Concurrent work: Comparison with some concurrent agents (e.g., Aygün et al., 2025) is difficult due to the lack of open-source code.
Future directions: Incorporating evaluation uncertainty into Bayesian updates (using confidence intervals for $\pi_c$) and allowing the knowledge tree to expand online could improve robustness.

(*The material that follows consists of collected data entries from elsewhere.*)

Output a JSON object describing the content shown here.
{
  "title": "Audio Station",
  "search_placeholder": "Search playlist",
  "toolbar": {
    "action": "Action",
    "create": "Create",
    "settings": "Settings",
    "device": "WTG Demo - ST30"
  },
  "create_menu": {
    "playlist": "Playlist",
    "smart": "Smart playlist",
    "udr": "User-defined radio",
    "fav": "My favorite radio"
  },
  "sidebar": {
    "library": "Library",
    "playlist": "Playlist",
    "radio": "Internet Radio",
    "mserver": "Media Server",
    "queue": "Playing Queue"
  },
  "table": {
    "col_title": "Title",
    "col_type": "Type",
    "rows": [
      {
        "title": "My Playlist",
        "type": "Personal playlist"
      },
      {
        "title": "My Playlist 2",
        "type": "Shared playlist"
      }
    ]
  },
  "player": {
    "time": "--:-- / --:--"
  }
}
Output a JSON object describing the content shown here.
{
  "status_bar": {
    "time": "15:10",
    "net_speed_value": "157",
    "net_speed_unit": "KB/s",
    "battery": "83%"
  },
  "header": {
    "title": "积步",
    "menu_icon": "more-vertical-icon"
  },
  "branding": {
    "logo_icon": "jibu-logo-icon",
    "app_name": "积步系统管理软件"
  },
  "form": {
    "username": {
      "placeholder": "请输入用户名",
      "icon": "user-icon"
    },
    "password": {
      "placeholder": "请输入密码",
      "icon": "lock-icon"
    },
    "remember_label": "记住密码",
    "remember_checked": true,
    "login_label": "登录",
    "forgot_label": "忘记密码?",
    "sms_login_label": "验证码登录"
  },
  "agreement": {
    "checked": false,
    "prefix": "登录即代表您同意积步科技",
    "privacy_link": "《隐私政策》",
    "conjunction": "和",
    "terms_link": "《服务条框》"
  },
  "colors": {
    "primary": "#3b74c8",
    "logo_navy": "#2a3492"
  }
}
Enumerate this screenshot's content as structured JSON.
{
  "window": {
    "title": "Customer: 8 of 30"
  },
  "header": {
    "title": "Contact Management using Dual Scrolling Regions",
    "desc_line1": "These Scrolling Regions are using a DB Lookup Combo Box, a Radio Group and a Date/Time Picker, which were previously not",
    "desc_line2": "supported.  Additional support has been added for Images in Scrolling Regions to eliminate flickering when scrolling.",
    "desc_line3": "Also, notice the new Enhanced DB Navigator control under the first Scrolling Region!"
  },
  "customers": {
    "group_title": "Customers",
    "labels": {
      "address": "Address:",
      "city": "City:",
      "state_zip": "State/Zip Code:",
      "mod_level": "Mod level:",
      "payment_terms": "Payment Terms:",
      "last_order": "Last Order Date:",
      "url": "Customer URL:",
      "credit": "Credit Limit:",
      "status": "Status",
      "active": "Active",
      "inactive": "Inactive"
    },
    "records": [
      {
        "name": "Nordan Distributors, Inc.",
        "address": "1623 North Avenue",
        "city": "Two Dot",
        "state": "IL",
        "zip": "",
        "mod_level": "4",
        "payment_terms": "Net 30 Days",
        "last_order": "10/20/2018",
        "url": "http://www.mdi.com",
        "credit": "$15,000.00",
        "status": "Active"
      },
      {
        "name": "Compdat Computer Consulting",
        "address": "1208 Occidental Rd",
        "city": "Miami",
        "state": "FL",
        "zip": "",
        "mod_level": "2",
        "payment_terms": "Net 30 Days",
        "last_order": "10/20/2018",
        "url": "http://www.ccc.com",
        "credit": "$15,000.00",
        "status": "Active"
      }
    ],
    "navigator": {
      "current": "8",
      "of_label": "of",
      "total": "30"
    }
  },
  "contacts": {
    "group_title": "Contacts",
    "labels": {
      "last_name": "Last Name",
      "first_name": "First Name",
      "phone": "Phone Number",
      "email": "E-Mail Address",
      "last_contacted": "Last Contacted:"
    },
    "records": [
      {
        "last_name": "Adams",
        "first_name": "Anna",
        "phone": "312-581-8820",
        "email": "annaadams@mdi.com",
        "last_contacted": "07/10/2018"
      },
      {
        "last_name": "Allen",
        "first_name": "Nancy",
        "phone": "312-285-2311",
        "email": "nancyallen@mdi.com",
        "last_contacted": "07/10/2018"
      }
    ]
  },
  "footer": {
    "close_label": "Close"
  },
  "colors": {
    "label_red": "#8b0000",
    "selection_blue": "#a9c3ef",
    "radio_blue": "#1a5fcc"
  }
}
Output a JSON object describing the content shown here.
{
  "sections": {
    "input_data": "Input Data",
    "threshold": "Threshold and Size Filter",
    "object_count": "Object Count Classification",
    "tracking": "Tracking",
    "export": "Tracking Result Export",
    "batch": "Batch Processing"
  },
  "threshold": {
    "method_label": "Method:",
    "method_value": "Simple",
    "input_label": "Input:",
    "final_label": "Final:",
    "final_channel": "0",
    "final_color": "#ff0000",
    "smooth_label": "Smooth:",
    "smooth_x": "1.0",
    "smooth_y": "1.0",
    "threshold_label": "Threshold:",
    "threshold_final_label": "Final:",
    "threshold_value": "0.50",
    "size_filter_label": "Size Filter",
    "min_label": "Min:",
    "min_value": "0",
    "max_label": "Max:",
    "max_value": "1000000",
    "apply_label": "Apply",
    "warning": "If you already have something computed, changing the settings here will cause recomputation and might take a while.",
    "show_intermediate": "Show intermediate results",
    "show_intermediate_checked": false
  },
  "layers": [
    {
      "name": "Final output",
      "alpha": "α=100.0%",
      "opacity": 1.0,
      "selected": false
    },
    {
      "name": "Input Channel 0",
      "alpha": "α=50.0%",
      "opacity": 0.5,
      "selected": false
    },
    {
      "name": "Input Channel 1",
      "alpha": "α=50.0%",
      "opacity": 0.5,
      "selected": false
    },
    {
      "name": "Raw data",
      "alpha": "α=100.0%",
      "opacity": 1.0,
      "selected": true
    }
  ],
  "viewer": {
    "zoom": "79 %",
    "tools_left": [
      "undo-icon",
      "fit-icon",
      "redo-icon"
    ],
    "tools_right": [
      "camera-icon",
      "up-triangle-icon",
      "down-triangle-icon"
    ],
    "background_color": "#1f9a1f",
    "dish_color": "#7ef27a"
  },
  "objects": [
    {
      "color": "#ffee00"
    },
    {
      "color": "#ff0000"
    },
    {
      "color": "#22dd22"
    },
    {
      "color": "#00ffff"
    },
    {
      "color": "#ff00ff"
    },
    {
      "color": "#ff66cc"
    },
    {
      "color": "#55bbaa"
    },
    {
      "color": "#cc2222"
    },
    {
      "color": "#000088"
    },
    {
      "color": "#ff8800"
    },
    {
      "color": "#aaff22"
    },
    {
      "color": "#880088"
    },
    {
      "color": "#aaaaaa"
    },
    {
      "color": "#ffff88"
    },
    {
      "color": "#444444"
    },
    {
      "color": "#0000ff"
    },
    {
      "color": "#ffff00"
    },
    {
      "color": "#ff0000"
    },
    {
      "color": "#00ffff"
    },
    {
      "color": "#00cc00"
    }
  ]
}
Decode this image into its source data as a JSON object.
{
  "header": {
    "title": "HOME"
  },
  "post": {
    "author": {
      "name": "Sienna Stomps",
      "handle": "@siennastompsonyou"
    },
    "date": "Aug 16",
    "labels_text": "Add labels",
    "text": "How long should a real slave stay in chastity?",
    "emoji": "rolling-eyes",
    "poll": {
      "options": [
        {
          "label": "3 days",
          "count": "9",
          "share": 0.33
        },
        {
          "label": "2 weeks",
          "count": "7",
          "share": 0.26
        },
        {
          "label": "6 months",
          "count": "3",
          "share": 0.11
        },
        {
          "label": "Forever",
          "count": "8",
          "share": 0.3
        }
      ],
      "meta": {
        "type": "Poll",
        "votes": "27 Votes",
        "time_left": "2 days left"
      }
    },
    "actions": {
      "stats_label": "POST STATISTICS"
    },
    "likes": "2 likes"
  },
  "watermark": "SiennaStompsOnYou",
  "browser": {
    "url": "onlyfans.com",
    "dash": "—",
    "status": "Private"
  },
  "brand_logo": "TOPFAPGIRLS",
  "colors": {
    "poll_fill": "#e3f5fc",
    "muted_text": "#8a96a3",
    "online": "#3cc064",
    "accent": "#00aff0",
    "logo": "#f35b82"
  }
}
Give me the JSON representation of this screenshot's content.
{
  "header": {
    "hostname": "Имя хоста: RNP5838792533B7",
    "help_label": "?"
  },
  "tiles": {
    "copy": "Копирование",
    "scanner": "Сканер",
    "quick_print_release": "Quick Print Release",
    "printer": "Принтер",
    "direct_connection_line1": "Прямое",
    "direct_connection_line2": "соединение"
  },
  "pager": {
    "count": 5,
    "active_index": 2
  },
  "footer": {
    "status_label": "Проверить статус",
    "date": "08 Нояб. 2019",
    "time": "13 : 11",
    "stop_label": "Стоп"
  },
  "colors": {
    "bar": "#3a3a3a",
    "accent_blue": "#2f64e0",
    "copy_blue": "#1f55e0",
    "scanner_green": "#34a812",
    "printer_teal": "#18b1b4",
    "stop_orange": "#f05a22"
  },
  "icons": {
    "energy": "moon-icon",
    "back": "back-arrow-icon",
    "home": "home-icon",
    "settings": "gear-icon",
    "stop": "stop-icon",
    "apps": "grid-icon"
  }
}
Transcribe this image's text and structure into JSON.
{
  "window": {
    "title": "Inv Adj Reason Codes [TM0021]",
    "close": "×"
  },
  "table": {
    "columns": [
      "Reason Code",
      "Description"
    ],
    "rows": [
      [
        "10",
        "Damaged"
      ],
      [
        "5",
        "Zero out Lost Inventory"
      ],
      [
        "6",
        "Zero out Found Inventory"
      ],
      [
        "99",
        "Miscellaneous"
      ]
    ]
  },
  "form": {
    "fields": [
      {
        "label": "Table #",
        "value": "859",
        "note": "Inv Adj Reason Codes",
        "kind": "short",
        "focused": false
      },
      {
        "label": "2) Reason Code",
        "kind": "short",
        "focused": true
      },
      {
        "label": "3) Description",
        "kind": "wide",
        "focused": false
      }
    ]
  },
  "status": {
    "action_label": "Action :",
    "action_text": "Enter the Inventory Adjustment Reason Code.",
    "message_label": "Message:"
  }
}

vs AIDE (MLE agent): AIDE treats ML engineering as code optimization and tree search, favoring incremental changes. TusoAI uses a knowledge tree and Bayesian sampling to actively maintain diversity, resulting in higher performance on non-standard scientific tasks.
vs Biomni / ChatGPT-Agent: These agents assemble pipelines from existing tools. TusoAI is distinct because it creates new computational algorithms.
vs MLE-STAR / DS-Agent: These rely on retrieving candidate models from the web and assuming a fixed search space. TusoAI addresses scientific scenarios where models don't exist and knowledge is unstructured.
vs Traditional AutoML / NAS: These are limited by predefined search spaces. TusoAI combines principled optimization targets with heuristic search driven by LLMs to handle evolving research scenarios.

Rating¶

Novelty: ⭐⭐⭐⭐⭐ The triad of Knowledge Tree, Bayesian Planning, and Diagnostic Optimization is specifically tailored for method development; "single-function" modification allows real-world integration.
Experimental Thoroughness: ⭐⭐⭐⭐⭐ Comprehensive coverage across 11 tasks, 4 ablations, multiple backends, and 2 real-world genetics case studies with new biological findings.
Writing Quality: ⭐⭐⭐⭐ Formalization and pseudocode are clear, though many details are deferred to the appendix.
Value: ⭐⭐⭐⭐⭐ Demonstrated tangible potential by improving SOTA genetics methods and producing interpretable new discoveries.